The campaign to stop the damming of the Franklin River in Tasmania's south-west wilderness resulted in a historic victory for the environment movement in 1983. More than 1000 people came together on July 1 to mark the 25th anniversary of this victory in a night of celebration at the Grand Chancellor's Federation Ballroom.
Greens Senator Bob Brown hosted the event — which included archival film footage, music and speakers — and received a standing ovation for his leadership of the campaign and his ongoing championing of environmental causes.
Determination to save the Franklin arose out of the defeat of the battle to save Lake Peddar from being dammed. The Tasmanian state government held a referendum in December 1981 that gave people a choice of two dam locations. Thirty-two per cent of voters wrote "No dams" on their ballot papers.
Broadcaster Peter Thompson proclaimed that the Franklin campaign "defined our generation" and "was the birth of environmentalism".
Wilderness Society (TWS) campaigner Geoff Law explained how, in the face of the full force of the state, it was often difficult to see how the campaign could prevail. There were many clashes with dam construction workers and police, and more than 1200 people were arrested and 500 jailed. Thousands came from inter-state to take part in the blockade. Massive pubic meetings and marches took place all over the country.
The mass movement forced the federal Labor opposition to take a position against the dam, and active campaigning in marginal seats as well as the ongoing blockade meant that the dam became a significant election issue in 1983. Ultimately the river was saved when Bob Hawke and the Labor Party won the federal election (even though the ALP lost every Tasmanian seat) and agreed to stop the dam. The Tasmanian Liberal government led by Robin Gray refused to consent and the matter was settled in the High Court when it ruled that the Commonwealth could use its powers to stop the dam.

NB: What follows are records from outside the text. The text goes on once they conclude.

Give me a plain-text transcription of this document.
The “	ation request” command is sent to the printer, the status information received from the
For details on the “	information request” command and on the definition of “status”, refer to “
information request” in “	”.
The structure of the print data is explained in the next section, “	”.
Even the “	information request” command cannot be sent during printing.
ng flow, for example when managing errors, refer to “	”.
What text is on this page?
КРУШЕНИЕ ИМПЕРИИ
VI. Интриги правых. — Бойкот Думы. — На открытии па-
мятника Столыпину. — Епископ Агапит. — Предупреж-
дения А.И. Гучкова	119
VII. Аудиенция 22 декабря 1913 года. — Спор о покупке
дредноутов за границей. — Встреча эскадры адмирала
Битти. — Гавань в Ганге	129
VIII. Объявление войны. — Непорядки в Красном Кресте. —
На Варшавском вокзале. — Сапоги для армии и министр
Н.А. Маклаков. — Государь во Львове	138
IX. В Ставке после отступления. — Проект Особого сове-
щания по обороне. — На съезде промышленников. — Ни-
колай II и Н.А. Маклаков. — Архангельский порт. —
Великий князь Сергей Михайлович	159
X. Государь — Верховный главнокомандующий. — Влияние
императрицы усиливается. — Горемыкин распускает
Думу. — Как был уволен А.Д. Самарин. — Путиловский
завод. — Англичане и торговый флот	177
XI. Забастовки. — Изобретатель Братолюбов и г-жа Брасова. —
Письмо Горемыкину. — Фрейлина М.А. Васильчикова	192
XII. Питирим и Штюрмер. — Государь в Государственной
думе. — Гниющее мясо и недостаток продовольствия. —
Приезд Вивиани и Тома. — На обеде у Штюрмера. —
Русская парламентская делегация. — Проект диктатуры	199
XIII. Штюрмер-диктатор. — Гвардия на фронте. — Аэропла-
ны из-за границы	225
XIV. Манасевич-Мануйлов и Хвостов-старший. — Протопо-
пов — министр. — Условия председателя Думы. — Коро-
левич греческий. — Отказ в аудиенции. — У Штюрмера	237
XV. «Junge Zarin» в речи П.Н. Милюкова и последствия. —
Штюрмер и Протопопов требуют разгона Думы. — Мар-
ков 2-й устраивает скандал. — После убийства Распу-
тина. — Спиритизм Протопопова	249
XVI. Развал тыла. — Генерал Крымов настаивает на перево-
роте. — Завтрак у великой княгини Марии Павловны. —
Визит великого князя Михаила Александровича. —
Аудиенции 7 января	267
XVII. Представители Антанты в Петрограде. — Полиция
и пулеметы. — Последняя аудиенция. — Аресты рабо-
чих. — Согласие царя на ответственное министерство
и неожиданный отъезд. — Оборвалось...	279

The "No dams" green triangles were the precursor to today's Greens triangles, and the campaign led to Brown's election to state parliament (when the anti-dam Democrat Norm Sanders quit parliament in disgust at the jailing of protesters and the recount led to Brown's victory while he was still locked up in Risdon prison!) The campaign also gave birth to TWS and the Australian Greens.
Aboriginal activists Michael Mansell and Ros Langford, who were both arrested during the blockade, spoke at the celebration event of the work they undertook to counteract racism within the no-dams movement. They pointed out that it was Aboriginal land and that the existence of sacred caves and other important Indigenous sites within the Franklin played a significant part in saving the river.
Hawke told the gathering that "Australia can have both environment and development". He said the campaign won "because of a combination of unparalleled leadership, passion and bravery shown by the protesters and leadership in government". He said the victory could best be celebrated by fighting global warming today.
Award-winning writer Richard Flanagan, who nearly drowned on the first day of the blockade when he was leading a party down the river in a raft, said the campaign liberated him and led him to becoming a writer. "The Franklin was a moment when people all across this nation said that there were things that mattered more than power and money", Flanagan said.
He highlighted the power of the mass movement, saying, "Despite the great bravery of the blockaders, it was mortgage-belt Australia who saved the Franklin. It taught the lesson that great things happen because ordinary people are too often dismissed as being ordinary."
"Even if it takes civil disobedience on the level of the Franklin", Flanagan said, "we will stop Gunns' pulp mill". The mill, which has been approved by the state and federal governments for construction in the Tamar Valley, is widely opposed. "We will again go to jail in our tens and our hundreds and our thousands and that mill will never be built!" The audience stood up and erupted in wild applause at this, leaving Tasmanian Labor Premier David Bartlett undoubtedly feeling uncomfortable in his seat at the front of the room.